Parker, who
represented himself in the suit, publishes online under the name
“Snodgrass Publishing Group”. One of his publications was an e-book
entitled “29 Reasons Not To Be A Nice Guy” and at some time he
posted Reason 6 from this book onto a Usenet forum, the worldwide
network of discussion groups.
In August 2004 he filed a lawsuit, alleging that when Google
robots had automatically scanned and archived the posting in a
cache, the search engine had breached his copyright in the
material. Google had also directly infringed his copyright by
including excerpts of the text in search results, he said.
Judge R Barclay Surrick of the US District Court for the Eastern
District of Pennsylvania did not agree.
“It is clear that Google’s automatic archiving of Usenet
postings and excerpting of websites in its results to users’ search
queries do not include the necessary volitional element to
constitute direct copyright infringement,” he wrote.

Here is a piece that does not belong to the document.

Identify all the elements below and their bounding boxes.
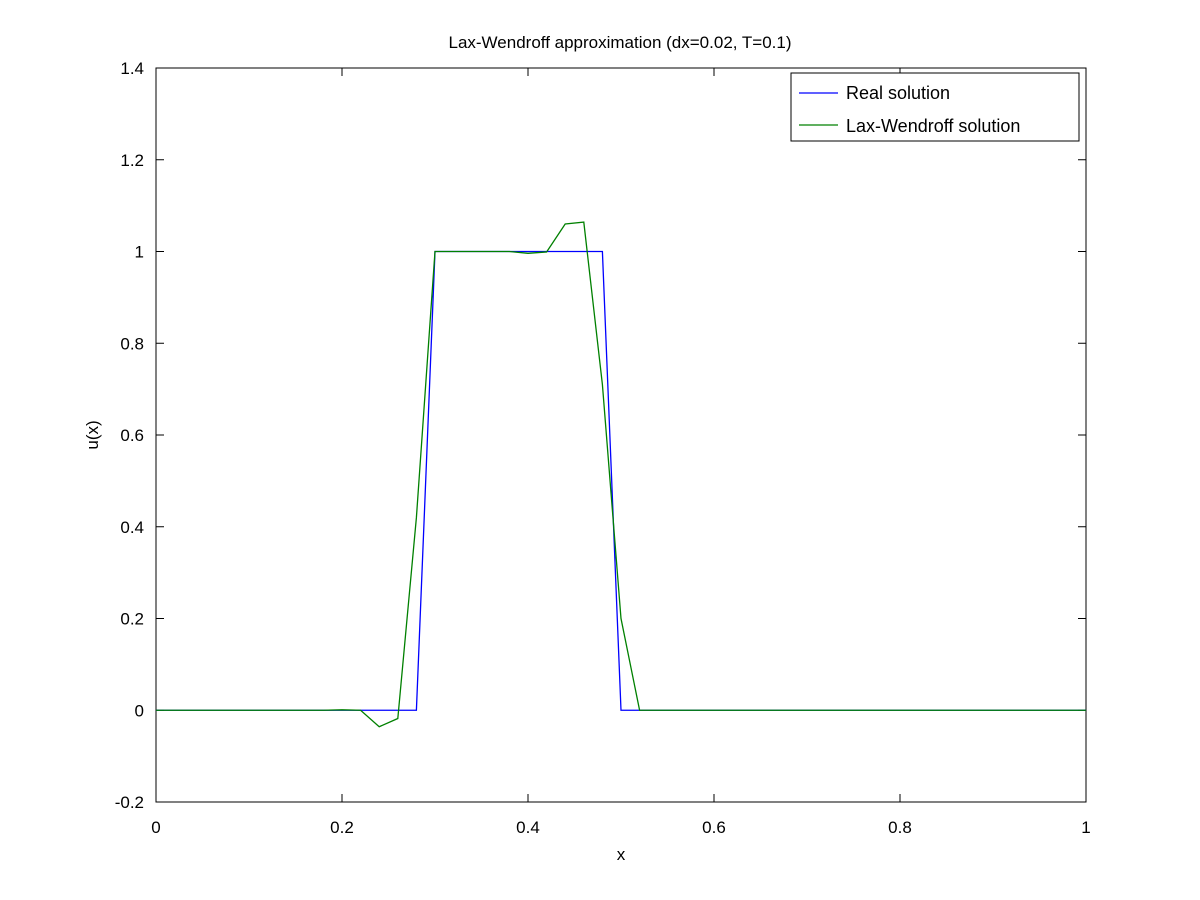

Nor did he accept that the automatic caching of material
amounted to infringement, following a January ruling by the Navada
District Court on this very point.
There was no contributory copyright infringement either, said
Judge Surrick. Parker had claimed that Google was in breach because
it allowed others to view infringed content, but had not provided
evidence – particularly in relation to Google’s knowledge of the
supposedly infringing activity – to support this claim.

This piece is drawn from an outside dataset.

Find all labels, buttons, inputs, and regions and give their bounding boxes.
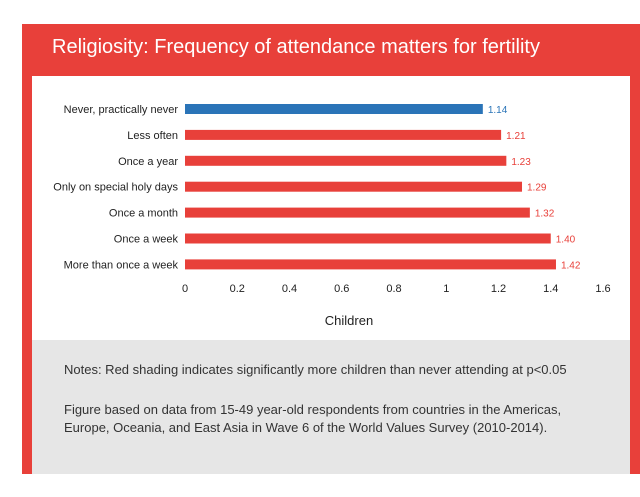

Parker also alleged that Google was guilty of defamation because
it archived defamatory comments made about the writer in other
Usenet postings and websites.
But Judge Surrick dismissed the claim, advising that Google was
immune from prosecution in respect of third party postings by
virtue of a provision in the Communications Decency Act. This
generally grants immunity from suit to those who provide material
on the internet that was written by others.
The Communications Decency Act also protected Google against
Parker’s claims in respect of invasion of privacy and negligence,
wrote the Judge. He then dismissed other claims in respect of
alleged racketeering and civil conspiracy on the grounds that they
were “completely incomprehensible”.
Parker is planning to appeal, according to reports.